The classroom curriculum and home visits focus on key themes that impact student learning. These include recognizing and overcoming bias, building trusting relationships through effective communication skills, and avoiding the trap of diagnostic overshadowing (i.e., assuming that certain presentations are “just part of the autism or the syndrome” without considering whether they are a reaction to pain, or part of a different medical challenge). Families also talk about building community, challenges accessing resources or services, the impact of intersectionality, or the transition to adult care. Students also learn about family members’ strengths, passions, and successes, and how trusting relationships with medical providers can make an enormous difference in quality of life.

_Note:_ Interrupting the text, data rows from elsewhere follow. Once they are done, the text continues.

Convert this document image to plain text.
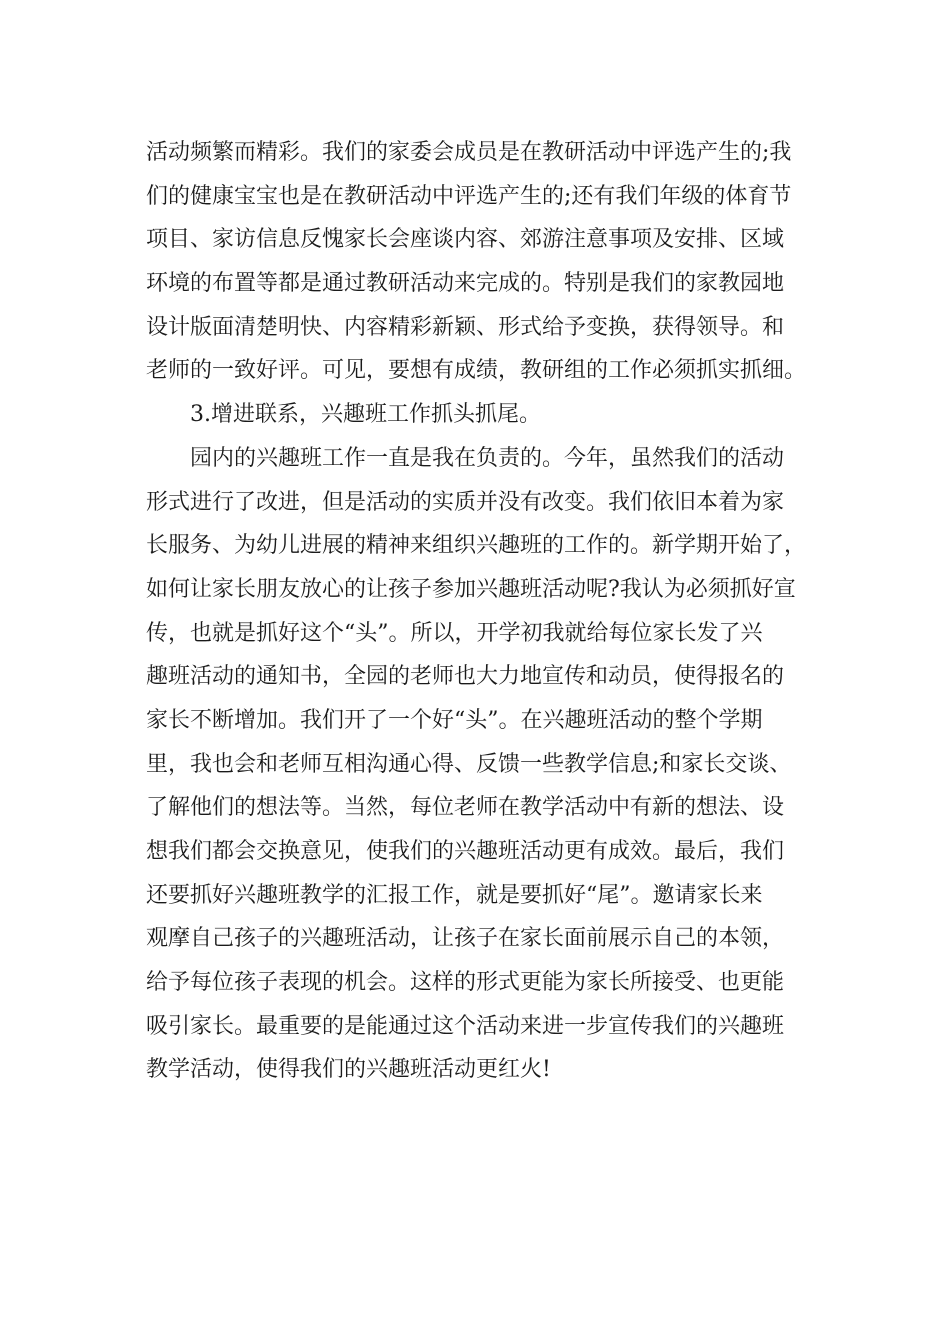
活动频繁而精彩。我们的家委会成员是在教研活动中评选产生的;我
们的健康宝宝也是在教研活动中评选产生的;还有我们年级的体育节
项目、家访信息反愧家长会座谈内容、郊游注意事项及安排、区域
环境的布置等都是通过教研活动来完成的。特别是我们的家教园地
设计版面清楚明快、内容精彩新颖、形式给予变换，获得领导。和
老师的一致好评。可见，要想有成绩，教研组的工作必须抓实抓细。
3.增进联系，兴趣班工作抓头抓尾。
园内的兴趣班工作一直是我在负责的。今年，虽然我们的活动
形式进行了改进，但是活动的实质并没有改变。我们依旧本着为家
长服务、为幼儿进展的精神来组织兴趣班的工作的。新学期开始了，
如何让家长朋友放心的让孩子参加兴趣班活动呢?我认为必须抓好宣
传，也就是抓好这个“头”。所以，开学初我就给每位家长发了兴
趣班活动的通知书，全园的老师也大力地宣传和动员，使得报名的
家长不断增加。我们开了一个好“头”。在兴趣班活动的整个学期
里，我也会和老师互相沟通心得、反馈一些教学信息;和家长交谈、
了解他们的想法等。当然，每位老师在教学活动中有新的想法、设
想我们都会交换意见，使我们的兴趣班活动更有成效。最后，我们
还要抓好兴趣班教学的汇报工作，就是要抓好“尾”。邀请家长来
观摩自己孩子的兴趣班活动，让孩子在家长面前展示自己的本领，
给予每位孩子表现的机会。这样的形式更能为家长所接受、也更能
吸引家长。最重要的是能通过这个活动来进一步宣传我们的兴趣班
教学活动，使得我们的兴趣班活动更红火!
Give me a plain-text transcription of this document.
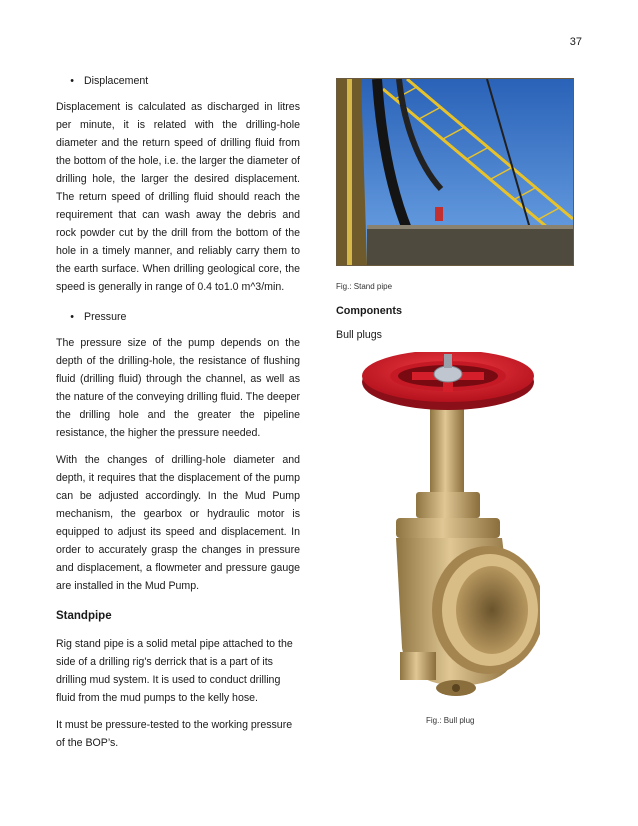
37
• Displacement

Displacement is calculated as discharged in litres per minute, it is related with the drilling-hole diameter and the return speed of drilling fluid from the bottom of the hole, i.e. the larger the diameter of drilling hole, the larger the desired displacement. The return speed of drilling fluid should reach the requirement that can wash away the debris and rock powder cut by the drill from the bottom of the hole in a timely manner, and reliably carry them to the earth surface. When drilling geological core, the speed is generally in range of 0.4 to1.0 m^3/min.

• Pressure

The pressure size of the pump depends on the depth of the drilling-hole, the resistance of flushing fluid (drilling fluid) through the channel, as well as the nature of the conveying drilling fluid. The deeper the drilling hole and the greater the pipeline resistance, the higher the pressure needed.

With the changes of drilling-hole diameter and depth, it requires that the displacement of the pump can be adjusted accordingly. In the Mud Pump mechanism, the gearbox or hydraulic motor is equipped to adjust its speed and displacement. In order to accurately grasp the changes in pressure and displacement, a flowmeter and pressure gauge are installed in the Mud Pump.

Standpipe

Rig stand pipe is a solid metal pipe attached to the side of a drilling rig's derrick that is a part of its drilling mud system. It is used to conduct drilling fluid from the mud pumps to the kelly hose.

It must be pressure-tested to the working pressure of the BOP’s.

Fig.: Stand pipe
Components
Bull plugs
Fig.: Bull plug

Feedback from students makes it clear that the personal storytelling approach has an incredible impact on their learning. As one student shared in their feedback after the OHC class, “It was so powerful to hear directly from people impacted by IDD.” Another noted, “this was by far the best didactic session I’ve had throughout all of third year.”
The experiential learning, and the home visits in particular, provide students such a unique opportunity to learn about the whole person in front of them – not just their diagnosis or behaviors but about their lives, their strengths and interests, their fears and hopes and aspirations. We strongly believe that even years later, when the students are out practicing medicine, or nursing, or PT, they remember our families, stories, and become champions of our efforts. As one student wrote in their reflection: “This conversation serves as a powerful call to action for society to reassess its attitudes, policies, and practices, ensuring that individuals with special needs are seen, heard, and valued in all aspects of life.”
Our growth has been slow and steady over the years. It has taken consistent advocacy and partnership to convince medical programs to allocate time and space in their intense curriculum calendar. At times, students – often students with a personal connection to a friend or family member with autism or IDD – have helped pave the way. For example, an amazing student at UMass Chan Medical School helped bring OHC to UMass first as an elective class, and now it is part of the core curriculum in both the medical school and the school of nursing.
In July of last year, Massachusetts passed a bill that codifies our program into law, enabling medical schools to be certified for having incorporated the OHC curriculum into their training. It passed due to the tireless efforts of The Arc of Massachusetts and the OHC team, our family advocates, dedicated legislators, and powerful testimony from “OHC alumni” who shared the incredible impact that going through the program had on their approach to practicing medicine.
We are working towards a future where this learning experience is part of every medical student’s training, and our next generation of healthcare providers are ready and willing to provide equitable, quality care to all patients, including those with autism and IDD.